Mo-doped La_0·6Sr_0·4FeO_3-δ as an efficient fuel electrode for direct electrolysis of CO₂ in solid oxide electrolysis cells

Conversion of CO₂ into CO in solid oxide electrolysis cells (SOECs) at high temperatures is an attractive route for CO₂ utilization and intermittent renewable resource storage. In this study, La_0·6Sr_0·4Fe_1-xMo_xO_3-δ-Gd_0.1Ce_0·9O_2-δ (LSFM_x-GDC; x = 0, 0.05, 0.10, 0.15) composites are evaluated as fuel electrodes of SOECs for the direct electrolysis of CO₂. XRD results show that the lattice parameters slightly increase with increasing Mo doping content, x, and that the solid-solution concentration of Mo in LSFM_x is limited to x ≤ 0.1. LSFM_x shows good chemical compatibility with GDC and excellent stability without decomposition under a CO₂ or reducing atmosphere.
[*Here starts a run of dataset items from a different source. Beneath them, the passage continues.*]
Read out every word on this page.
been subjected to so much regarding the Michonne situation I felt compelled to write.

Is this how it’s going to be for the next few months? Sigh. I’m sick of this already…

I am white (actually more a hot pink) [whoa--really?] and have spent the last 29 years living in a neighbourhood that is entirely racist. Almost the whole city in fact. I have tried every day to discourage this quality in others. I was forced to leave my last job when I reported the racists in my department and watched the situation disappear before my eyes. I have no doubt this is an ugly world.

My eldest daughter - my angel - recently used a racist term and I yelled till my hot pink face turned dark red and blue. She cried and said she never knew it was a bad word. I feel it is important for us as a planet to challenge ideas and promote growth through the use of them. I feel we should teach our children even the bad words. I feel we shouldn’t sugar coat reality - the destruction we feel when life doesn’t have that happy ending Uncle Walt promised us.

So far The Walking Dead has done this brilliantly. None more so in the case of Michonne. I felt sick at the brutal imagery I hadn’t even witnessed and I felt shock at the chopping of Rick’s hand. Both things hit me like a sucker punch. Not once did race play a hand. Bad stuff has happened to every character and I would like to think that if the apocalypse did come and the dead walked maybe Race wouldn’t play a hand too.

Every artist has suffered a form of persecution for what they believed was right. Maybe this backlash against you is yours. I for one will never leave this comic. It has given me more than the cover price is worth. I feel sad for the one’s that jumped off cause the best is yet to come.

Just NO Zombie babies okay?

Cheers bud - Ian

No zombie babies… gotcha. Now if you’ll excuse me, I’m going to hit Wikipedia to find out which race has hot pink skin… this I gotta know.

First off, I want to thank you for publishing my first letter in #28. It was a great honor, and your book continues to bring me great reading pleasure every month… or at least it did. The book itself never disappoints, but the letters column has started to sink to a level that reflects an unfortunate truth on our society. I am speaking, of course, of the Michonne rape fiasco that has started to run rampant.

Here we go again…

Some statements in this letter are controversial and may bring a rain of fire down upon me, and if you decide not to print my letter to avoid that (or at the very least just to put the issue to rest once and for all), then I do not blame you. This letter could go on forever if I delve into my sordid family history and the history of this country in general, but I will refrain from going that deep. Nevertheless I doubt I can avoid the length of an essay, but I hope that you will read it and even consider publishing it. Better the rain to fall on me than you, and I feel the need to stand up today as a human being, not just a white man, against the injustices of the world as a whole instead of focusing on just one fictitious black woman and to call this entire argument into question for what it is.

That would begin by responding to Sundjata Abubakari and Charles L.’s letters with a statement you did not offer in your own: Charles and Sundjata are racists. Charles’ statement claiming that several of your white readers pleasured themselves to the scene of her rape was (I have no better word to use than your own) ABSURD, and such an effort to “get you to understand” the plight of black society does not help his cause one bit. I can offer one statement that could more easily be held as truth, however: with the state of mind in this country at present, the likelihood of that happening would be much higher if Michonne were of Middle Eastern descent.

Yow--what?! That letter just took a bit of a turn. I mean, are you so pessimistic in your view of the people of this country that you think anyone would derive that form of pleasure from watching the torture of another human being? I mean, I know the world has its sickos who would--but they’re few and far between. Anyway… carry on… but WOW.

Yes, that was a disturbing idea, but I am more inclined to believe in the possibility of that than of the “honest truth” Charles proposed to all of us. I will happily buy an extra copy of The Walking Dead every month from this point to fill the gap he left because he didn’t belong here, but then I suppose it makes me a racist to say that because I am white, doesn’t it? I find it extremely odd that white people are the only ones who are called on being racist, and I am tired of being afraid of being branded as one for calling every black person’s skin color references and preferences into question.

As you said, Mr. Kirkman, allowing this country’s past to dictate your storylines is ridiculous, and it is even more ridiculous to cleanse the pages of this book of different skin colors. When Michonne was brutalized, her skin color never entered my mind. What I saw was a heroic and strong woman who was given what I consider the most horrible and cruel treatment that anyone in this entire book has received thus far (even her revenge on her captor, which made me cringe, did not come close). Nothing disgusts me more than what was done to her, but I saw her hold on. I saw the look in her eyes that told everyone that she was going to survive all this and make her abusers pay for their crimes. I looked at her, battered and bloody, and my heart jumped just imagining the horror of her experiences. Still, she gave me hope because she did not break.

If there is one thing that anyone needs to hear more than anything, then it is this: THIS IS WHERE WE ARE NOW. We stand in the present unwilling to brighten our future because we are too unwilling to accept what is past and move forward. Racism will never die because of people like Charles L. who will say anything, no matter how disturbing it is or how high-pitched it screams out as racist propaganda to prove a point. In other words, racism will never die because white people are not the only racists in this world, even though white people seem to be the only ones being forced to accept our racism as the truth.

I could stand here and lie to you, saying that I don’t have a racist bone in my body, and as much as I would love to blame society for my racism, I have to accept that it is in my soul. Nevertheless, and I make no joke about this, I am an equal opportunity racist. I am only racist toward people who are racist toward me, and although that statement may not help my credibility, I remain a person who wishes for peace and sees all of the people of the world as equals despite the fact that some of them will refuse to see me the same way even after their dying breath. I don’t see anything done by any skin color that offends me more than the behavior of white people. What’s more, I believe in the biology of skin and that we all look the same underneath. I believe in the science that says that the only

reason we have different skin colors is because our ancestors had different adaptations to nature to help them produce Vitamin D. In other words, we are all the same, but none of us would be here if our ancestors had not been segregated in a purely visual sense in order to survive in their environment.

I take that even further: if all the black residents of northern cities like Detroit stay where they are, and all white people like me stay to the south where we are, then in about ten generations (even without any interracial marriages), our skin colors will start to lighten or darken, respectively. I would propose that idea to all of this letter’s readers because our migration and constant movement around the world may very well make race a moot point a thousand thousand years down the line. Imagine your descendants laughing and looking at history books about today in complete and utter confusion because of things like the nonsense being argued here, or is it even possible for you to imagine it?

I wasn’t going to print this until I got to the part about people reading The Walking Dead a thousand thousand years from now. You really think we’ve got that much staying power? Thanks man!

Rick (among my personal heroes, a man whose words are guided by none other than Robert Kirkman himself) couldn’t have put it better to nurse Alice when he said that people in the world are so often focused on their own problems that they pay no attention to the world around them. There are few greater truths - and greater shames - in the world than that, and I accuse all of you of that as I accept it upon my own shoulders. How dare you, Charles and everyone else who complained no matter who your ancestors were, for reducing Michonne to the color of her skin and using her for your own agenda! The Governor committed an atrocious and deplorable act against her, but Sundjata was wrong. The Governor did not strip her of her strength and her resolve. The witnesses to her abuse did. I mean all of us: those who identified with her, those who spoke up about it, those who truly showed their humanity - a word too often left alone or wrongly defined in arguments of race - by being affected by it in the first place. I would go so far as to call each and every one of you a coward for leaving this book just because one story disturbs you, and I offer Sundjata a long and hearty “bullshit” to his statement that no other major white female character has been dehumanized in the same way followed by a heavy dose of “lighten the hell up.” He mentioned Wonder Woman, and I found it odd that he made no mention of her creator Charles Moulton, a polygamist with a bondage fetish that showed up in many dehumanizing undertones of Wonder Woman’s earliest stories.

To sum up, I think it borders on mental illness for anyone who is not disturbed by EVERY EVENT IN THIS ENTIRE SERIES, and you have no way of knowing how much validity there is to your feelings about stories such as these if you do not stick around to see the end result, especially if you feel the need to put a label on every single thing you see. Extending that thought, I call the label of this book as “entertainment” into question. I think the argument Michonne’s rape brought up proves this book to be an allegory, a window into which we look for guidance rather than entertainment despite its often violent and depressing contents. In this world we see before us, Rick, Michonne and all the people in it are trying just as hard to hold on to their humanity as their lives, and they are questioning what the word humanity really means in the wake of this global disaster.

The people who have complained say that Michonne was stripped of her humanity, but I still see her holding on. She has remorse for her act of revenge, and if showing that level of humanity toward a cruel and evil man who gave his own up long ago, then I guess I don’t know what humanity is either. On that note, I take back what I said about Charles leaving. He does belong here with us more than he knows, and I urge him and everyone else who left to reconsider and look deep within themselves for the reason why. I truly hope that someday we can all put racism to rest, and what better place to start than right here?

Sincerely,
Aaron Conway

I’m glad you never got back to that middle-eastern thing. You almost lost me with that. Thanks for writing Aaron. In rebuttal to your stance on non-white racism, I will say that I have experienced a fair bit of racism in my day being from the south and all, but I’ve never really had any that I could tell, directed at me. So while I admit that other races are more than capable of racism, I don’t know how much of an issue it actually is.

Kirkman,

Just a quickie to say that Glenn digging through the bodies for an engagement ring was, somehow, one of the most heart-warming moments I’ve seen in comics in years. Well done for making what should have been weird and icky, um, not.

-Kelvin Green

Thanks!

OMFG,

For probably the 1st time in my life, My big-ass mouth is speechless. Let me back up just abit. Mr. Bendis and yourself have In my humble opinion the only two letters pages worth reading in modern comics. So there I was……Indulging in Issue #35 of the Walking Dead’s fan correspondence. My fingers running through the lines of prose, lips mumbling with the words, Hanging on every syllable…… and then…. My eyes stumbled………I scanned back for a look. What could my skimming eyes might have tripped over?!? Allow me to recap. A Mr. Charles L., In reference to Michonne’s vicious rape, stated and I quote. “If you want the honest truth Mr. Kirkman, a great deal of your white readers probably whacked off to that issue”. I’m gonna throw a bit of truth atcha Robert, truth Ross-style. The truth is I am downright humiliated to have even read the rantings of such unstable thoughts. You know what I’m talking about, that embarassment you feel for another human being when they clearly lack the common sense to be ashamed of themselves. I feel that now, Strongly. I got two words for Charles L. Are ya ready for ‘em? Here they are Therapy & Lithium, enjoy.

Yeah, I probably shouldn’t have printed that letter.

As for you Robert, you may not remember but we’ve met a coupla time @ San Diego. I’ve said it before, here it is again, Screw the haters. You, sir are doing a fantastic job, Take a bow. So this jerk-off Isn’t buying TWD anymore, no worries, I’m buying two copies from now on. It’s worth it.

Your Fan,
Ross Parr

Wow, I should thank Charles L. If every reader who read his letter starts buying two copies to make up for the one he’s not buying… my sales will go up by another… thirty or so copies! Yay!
The optimal electrode composition with x = 0.05 exhibits minimal polarization resistance at 600–800 °C. A current density of 1.06 A cm⁻² at 1.5 V and 800 °C is achieved by the LSFM_0.05-GDC fuel electrode in an electrolyte-supported single cell; this current density represents an increase of approximately 50% compared with that obtained using a non-Mo-doped electrode. The mechanism of the effect of Mo doping is also investigated, and the results of X-ray photoelectron spectroscopy, temperature-programmed desorption of CO2, and analysis of the distribution of relaxation time reveal that introduction of Mo promotes the formation of oxygen vacancies, which enhance CO₂ adsorption and improve the diffusion and exchange of oxygen species. Such improvement ultimately accelerates surface reaction kinetics.